Zhou, J. J. and Zhou, H.(2015) Powerful Exact Variance Component Tests for the Small Sample Next Generation Sequencing Studies (eVCTest), in submission.

Examples

library(GUniFrac)

data(throat.tree)
data(throat.otu.tab)
data(throat.meta)

unifracs = GUniFrac(throat.otu.tab, throat.tree, alpha = c(1))$unifracs
if (requireNamespace("vegan")) {
 library(vegan)
 BC= as.matrix(vegdist(throat.otu.tab, method="bray"))
 Ds = list(w = unifracs[,,"d_1"], uw = unifracs[,,"d_UW"], BC = BC)
} else {
 Ds = list(w = unifracs[,,"d_1"], uw = unifracs[,,"d_UW"])
}
Ks = lapply(Ds, FUN = function(d) D2K(d))

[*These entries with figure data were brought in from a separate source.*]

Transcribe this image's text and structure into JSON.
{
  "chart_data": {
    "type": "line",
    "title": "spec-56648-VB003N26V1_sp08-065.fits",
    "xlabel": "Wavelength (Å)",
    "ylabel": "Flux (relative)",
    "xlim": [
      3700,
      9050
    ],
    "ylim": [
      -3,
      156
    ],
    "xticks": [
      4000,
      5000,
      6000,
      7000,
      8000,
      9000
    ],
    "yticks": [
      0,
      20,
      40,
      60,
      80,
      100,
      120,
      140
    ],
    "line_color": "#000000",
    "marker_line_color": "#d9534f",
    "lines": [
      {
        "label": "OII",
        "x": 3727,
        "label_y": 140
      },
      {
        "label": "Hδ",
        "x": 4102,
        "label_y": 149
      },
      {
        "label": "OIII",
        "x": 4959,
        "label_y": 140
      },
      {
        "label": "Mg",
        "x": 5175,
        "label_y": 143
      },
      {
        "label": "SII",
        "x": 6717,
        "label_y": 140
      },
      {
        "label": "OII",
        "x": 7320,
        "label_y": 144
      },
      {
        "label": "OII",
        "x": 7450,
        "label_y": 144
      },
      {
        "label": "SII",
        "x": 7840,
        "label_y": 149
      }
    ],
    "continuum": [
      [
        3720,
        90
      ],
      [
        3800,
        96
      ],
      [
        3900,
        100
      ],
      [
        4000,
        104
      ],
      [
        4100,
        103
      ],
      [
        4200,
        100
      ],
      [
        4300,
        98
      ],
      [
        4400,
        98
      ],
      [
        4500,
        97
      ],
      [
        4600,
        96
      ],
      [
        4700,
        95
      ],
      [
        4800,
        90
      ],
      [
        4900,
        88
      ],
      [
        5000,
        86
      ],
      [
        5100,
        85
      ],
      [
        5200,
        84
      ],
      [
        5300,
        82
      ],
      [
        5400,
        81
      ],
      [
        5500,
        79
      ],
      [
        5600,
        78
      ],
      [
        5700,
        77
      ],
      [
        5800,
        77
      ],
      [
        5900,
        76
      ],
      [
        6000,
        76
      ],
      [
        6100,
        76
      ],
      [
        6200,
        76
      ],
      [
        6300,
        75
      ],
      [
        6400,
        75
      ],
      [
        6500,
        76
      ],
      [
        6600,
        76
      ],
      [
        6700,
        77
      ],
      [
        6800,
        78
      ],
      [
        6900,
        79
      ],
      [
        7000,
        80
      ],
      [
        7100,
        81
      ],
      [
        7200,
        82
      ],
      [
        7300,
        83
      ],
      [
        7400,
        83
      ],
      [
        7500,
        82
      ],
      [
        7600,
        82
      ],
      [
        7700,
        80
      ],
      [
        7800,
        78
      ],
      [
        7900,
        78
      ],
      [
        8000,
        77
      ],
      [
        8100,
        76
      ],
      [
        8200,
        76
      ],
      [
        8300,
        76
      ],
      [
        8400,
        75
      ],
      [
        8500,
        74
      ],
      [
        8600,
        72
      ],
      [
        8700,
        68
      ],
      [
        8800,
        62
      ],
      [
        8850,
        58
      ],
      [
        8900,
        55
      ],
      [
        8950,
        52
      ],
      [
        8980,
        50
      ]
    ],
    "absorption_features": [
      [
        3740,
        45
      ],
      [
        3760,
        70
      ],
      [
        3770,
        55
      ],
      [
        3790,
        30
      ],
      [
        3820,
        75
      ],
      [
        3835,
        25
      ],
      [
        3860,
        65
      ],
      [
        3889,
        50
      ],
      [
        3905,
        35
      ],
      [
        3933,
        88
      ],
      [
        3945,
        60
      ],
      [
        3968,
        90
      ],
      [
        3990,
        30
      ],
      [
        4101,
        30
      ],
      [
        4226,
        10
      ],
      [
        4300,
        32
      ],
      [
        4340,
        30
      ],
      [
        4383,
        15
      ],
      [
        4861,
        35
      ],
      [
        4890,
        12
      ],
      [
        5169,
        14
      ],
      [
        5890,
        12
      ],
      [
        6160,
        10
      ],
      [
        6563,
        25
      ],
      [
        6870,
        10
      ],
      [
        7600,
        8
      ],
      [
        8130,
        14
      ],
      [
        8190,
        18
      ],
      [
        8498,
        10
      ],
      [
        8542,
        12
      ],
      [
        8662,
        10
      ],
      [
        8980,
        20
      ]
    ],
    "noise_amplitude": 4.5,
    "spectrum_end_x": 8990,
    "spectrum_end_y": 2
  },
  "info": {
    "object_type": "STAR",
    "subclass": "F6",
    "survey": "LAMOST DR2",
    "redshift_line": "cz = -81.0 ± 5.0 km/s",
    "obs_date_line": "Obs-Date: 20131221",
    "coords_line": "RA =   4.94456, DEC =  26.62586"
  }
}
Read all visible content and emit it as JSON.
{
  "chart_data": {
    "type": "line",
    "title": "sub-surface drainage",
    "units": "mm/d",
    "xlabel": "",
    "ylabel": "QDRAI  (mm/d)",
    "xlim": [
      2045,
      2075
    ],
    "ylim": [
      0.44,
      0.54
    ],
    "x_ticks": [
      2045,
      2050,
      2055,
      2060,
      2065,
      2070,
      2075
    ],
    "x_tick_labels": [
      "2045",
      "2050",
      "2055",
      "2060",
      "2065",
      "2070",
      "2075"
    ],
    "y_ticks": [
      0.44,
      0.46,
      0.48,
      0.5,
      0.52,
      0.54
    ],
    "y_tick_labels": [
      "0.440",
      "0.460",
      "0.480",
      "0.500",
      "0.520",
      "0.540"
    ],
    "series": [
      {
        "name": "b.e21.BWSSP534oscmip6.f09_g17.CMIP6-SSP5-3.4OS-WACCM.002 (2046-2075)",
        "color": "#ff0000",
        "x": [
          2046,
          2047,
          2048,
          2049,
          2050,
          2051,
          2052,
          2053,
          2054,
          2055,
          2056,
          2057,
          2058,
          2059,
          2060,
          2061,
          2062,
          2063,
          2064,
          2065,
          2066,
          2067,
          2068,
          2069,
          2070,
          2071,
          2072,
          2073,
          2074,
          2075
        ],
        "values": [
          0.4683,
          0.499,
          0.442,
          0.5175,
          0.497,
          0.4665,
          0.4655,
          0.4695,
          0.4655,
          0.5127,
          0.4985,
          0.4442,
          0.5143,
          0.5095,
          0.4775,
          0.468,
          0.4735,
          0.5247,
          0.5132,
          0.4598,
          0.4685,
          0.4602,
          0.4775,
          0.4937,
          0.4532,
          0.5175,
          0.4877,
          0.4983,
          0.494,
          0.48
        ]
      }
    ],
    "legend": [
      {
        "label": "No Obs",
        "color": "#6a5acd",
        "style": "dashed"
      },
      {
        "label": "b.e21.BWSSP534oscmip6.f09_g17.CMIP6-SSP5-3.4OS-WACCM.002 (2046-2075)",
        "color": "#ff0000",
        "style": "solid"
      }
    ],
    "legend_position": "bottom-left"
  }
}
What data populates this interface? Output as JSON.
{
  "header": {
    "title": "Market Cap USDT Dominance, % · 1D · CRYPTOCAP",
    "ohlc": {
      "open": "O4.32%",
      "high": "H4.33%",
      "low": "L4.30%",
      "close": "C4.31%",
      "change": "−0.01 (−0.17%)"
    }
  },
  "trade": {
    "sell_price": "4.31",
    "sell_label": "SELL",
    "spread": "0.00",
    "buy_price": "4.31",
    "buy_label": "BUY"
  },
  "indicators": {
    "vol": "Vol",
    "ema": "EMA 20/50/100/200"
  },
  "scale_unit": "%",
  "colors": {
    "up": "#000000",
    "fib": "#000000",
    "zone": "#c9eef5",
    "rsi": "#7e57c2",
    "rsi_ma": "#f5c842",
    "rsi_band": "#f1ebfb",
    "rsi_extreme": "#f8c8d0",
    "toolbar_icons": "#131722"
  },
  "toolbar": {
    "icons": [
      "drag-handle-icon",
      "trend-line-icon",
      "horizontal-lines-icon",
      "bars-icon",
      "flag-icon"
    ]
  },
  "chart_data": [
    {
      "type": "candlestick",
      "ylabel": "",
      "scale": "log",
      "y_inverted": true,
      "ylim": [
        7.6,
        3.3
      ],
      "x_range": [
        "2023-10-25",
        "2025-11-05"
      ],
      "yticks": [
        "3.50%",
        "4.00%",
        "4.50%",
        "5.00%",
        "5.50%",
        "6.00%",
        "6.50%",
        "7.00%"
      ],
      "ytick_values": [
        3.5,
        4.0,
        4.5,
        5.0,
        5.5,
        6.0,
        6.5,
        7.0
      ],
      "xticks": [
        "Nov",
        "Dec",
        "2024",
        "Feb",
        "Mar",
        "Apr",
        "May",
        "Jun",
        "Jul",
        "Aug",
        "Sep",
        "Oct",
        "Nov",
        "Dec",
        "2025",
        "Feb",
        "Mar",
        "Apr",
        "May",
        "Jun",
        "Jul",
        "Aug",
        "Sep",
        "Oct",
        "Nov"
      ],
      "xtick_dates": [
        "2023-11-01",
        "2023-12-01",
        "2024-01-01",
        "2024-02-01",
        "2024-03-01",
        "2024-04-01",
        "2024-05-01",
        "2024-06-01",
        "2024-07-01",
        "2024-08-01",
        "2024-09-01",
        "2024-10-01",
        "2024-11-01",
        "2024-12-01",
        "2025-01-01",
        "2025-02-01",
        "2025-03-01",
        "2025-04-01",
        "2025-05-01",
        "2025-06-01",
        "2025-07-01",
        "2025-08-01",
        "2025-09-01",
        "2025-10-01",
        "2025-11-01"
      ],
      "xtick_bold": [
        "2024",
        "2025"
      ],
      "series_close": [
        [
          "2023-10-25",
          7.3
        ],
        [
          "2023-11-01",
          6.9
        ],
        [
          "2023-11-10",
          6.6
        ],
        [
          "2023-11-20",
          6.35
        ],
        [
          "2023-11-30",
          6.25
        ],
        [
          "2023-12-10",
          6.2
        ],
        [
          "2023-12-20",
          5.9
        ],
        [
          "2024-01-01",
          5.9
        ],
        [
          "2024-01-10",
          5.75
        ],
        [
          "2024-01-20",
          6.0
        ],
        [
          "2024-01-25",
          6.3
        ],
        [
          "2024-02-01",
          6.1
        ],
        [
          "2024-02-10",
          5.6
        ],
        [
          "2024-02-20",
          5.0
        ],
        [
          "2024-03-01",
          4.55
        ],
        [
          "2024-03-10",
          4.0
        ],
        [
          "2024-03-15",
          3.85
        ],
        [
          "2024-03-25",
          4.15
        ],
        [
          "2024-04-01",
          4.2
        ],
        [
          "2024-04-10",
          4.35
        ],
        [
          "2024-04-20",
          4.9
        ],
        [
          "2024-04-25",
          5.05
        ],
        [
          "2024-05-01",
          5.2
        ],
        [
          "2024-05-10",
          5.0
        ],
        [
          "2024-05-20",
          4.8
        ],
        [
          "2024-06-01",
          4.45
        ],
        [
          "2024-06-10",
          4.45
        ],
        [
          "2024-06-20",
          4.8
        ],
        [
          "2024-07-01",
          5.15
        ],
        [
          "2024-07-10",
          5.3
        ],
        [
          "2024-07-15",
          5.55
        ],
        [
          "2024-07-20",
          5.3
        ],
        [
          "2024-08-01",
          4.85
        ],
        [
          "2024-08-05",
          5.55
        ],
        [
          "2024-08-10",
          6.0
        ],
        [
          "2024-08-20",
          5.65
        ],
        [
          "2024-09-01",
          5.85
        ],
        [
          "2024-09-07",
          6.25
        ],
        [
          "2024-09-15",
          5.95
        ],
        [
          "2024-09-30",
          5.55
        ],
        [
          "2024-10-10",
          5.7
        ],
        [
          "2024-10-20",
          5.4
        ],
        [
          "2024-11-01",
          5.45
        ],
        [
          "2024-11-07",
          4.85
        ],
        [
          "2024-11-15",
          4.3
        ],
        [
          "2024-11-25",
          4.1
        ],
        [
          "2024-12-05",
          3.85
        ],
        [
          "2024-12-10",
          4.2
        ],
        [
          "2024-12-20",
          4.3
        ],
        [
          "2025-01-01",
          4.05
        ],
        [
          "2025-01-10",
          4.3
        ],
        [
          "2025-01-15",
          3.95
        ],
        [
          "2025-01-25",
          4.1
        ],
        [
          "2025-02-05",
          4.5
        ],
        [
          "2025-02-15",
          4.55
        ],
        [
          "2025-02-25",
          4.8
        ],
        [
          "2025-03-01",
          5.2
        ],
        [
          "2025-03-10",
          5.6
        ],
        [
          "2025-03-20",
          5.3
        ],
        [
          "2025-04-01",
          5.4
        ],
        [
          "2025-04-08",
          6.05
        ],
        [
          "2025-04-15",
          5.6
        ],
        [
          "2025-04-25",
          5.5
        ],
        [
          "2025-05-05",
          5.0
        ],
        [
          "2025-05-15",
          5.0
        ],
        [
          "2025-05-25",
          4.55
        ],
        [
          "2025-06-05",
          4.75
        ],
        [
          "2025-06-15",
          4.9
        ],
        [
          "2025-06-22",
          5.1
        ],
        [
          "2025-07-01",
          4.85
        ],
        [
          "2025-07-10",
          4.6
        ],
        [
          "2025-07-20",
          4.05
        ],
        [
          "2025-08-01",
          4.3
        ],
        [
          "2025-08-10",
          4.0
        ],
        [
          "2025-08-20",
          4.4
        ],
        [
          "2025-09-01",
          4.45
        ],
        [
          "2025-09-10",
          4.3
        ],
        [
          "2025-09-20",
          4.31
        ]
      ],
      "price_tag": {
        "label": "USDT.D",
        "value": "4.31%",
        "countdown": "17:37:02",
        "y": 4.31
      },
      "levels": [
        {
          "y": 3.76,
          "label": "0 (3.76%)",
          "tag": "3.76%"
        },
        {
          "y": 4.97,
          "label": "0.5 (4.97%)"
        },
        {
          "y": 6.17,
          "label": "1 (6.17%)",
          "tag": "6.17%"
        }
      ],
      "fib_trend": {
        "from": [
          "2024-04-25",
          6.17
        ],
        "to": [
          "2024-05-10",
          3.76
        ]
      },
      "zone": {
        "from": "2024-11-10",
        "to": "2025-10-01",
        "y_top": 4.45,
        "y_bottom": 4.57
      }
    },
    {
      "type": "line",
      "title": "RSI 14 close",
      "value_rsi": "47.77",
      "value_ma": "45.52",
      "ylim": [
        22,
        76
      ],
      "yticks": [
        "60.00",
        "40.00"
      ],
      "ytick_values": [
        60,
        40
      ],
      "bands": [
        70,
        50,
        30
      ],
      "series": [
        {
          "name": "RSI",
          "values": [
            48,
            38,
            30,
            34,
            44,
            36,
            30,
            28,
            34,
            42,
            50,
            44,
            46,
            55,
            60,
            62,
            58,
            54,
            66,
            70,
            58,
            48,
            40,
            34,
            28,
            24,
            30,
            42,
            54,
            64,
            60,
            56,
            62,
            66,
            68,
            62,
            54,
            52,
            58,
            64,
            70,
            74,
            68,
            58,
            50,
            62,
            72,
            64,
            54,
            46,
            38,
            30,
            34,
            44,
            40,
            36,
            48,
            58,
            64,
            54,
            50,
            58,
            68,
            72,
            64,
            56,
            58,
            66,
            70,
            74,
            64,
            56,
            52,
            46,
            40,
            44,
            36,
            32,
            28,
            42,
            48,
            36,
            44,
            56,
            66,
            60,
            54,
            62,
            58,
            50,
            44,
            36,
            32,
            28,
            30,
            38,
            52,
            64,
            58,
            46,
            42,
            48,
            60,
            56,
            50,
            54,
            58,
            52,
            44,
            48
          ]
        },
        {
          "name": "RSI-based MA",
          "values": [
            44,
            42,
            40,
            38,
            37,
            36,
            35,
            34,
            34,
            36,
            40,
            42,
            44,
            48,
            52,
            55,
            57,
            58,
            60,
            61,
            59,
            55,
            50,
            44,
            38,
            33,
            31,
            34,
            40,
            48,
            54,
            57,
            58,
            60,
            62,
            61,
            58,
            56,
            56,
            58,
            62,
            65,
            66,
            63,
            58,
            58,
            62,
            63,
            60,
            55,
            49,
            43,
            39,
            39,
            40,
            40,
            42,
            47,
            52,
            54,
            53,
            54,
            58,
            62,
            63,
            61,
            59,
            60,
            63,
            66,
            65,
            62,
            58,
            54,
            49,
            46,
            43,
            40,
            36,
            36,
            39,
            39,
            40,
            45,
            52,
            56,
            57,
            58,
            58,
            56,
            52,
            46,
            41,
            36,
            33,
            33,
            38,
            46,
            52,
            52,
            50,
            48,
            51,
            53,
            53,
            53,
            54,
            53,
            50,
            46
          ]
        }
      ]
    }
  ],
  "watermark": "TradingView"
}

covar = cbind(throat.meta$Age, as.numeric(throat.meta$Sex == "Male"))

# Continuous phenotype
n = nrow(throat.meta)
y = rnorm(n)
MiRKAT(y, X = covar, Ks = Ks, out_type="C", method = "davies")

# Binary phenotype 
y = as.numeric(runif(n) < 0.5)
MiRKAT(y, X = covar, Ks = Ks, out_type="D")



MiRKAT documentation built on March 7, 2023, 5:55 p.m.